Log sample: Sex was never something that Castiel would have found himself particularly fond of in the past, he knows that colorfully enough. It was only five years but it feels decades ago before he had the nuances down, and started making up for what he was losing with something that would hopefully fill the cracks. It did, mostly. The drugs helped with the rest.

But Vivian Meyer's hands are so tight in his own right now, her palms rough from pressing bullets and her muscles taut and ready, especially underneath the bandage on her arm, dotted with red. Already when he's working his thumbs into her palm, he can see her spirit flutter, start to relax. He likes seeing the transformation. The rough and war-torn into the easily pliable beneath his fingers. He likes seeing the calm bleed back into them.

So, yeah, it's kind of part of the addiction thing, he guesses. But he didn't see much harm in it. Whatever can make you feel good these days, right? "What's the matter?" she asks shakily, teases a little. "Not gonna ask if I'm infected or anything?"

Cas tilts his head back, and smiles vacantly in that kind of way that says she wouldn't be standing if she was. "I figure you've made it past all the checkpoints," he says idly instead, and some of his fingers tuck into her hair before he lifts it to his face, and breathes deep the smell of gunpowder and copper. "I'd say they don't shower but it seems like you could be past due."

Says the guy in a room that smells like patchouli. Still, he guides her into the next room behind another beaded curtain: a kitchen, the shelves of which are bare and stuffed with books instead while the rations are being mandated daily. He leans up quietly against the counter in front of the gaping hole where the sink was before it was melted for scrap, hands going into his pockets as he does, a foot kicked over another as he watches her with a glazed kind of fondness. "But are you? Infected? I'd be disappointed."

"Not last I checked."

"Thank God for that." His smile goes tighter, for some reason he doesn't explain.

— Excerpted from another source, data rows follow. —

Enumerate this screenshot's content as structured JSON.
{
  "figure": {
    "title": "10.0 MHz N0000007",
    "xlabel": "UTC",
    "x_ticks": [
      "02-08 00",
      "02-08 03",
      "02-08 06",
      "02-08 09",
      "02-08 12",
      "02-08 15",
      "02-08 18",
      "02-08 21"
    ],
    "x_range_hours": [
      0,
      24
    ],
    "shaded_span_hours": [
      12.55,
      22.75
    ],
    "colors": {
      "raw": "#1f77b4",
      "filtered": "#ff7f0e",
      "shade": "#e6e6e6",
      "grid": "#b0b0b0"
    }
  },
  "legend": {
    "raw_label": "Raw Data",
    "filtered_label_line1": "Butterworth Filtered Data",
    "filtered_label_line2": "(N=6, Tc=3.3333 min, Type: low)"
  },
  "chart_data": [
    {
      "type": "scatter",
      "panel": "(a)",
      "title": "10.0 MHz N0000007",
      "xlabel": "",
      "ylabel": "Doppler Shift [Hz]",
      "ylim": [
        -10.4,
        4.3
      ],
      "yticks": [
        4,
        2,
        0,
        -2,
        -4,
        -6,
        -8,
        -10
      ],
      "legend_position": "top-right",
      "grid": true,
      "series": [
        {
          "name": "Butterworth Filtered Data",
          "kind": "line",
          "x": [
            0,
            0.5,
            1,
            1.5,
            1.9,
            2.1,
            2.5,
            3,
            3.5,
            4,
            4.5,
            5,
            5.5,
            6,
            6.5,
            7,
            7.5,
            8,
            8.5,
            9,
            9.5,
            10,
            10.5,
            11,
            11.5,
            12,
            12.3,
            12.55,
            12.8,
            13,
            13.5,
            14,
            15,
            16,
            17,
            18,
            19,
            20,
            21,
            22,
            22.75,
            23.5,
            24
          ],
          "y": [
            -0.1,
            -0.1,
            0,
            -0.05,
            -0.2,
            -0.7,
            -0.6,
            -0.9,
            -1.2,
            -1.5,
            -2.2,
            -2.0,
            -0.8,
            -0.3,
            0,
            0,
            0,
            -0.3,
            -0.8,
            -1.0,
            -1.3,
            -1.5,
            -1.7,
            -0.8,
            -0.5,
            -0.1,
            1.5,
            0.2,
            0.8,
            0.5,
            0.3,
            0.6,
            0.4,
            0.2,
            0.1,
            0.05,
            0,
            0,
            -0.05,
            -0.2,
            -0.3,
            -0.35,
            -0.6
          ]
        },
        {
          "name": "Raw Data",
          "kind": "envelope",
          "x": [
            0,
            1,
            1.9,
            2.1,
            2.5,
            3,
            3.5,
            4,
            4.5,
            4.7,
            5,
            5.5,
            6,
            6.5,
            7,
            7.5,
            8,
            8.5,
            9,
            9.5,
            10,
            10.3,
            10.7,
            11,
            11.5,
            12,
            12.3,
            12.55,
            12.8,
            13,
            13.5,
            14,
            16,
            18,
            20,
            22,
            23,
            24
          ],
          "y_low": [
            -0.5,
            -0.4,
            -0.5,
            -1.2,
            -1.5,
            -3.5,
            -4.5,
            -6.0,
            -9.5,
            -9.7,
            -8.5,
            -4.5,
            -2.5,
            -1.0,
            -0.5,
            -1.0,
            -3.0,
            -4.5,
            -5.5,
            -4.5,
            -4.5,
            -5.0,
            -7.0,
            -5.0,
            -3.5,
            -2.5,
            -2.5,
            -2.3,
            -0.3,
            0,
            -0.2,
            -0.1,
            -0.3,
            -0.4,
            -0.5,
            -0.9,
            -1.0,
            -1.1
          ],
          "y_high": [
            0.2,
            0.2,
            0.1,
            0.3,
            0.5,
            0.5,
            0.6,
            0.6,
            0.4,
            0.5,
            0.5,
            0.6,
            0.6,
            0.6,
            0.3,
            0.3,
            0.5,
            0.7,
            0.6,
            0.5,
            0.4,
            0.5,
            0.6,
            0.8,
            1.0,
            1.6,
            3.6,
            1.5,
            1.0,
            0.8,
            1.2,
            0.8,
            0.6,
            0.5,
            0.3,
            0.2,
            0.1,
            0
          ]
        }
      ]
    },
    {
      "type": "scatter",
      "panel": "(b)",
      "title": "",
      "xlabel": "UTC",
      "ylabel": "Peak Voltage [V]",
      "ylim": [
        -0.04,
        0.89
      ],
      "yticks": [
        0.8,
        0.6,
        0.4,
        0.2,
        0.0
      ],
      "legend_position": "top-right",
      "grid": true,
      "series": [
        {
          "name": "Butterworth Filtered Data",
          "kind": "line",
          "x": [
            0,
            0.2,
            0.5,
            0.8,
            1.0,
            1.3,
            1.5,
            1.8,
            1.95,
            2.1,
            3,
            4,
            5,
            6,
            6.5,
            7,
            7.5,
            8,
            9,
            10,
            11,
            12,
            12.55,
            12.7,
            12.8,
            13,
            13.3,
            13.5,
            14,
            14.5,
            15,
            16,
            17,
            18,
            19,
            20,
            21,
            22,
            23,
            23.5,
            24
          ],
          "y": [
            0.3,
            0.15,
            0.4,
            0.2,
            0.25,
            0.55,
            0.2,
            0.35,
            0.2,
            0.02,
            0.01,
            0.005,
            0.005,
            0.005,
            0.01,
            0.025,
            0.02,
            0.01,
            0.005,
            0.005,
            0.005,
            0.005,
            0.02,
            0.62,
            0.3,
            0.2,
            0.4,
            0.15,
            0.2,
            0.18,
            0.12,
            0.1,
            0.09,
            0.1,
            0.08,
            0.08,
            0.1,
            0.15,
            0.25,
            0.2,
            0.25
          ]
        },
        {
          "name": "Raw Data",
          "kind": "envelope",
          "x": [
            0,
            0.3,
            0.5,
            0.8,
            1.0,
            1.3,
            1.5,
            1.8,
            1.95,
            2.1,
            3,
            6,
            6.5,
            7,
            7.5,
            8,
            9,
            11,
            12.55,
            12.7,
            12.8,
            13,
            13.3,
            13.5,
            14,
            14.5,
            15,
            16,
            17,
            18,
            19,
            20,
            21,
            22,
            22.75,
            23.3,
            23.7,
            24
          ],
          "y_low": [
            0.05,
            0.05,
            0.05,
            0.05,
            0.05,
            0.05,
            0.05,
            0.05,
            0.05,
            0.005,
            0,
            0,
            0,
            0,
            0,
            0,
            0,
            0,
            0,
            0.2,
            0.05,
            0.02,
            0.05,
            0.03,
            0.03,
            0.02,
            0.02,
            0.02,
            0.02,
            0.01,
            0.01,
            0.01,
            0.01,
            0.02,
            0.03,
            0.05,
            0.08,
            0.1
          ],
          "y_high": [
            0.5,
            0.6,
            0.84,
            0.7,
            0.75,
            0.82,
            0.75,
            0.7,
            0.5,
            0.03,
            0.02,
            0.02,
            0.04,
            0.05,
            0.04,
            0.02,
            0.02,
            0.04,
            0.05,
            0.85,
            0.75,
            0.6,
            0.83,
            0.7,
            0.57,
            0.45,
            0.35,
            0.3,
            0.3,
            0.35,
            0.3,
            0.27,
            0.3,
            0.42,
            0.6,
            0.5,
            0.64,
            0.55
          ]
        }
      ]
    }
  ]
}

But she's laughing because she doesn't know; not really anyone knows, no. Croats are one thing but angels are a whole other, even with Lucifer (especially with Lucifer). What's to stop one angel from joining the rest? There'd always been something weird about Cas, the kind of hush hush that people converse about around the campfire at night, because there's nothing to do in a Croatoan apocalypse but fuck and gossip. "Abandoning your guests so you can get me alone, Cas? Not much of a host are you?"

His shoulder rolls, a passive disregard. "They know how to conduct themselves," he replies passively. Hookah night had never been something strictly run or conducted and he didn't plan on trying now, not when a pretty girl's smiling in his face, when there's percocet rubbing fuzzily behind the whites of his eyes and making everything float that little bit more. It almost feels like flying sometimes, when he shuts his eyes right. "They'll set up the Qalyān and have some fun, take off if I don't come back."

And then, with a shrug, "Shit happens."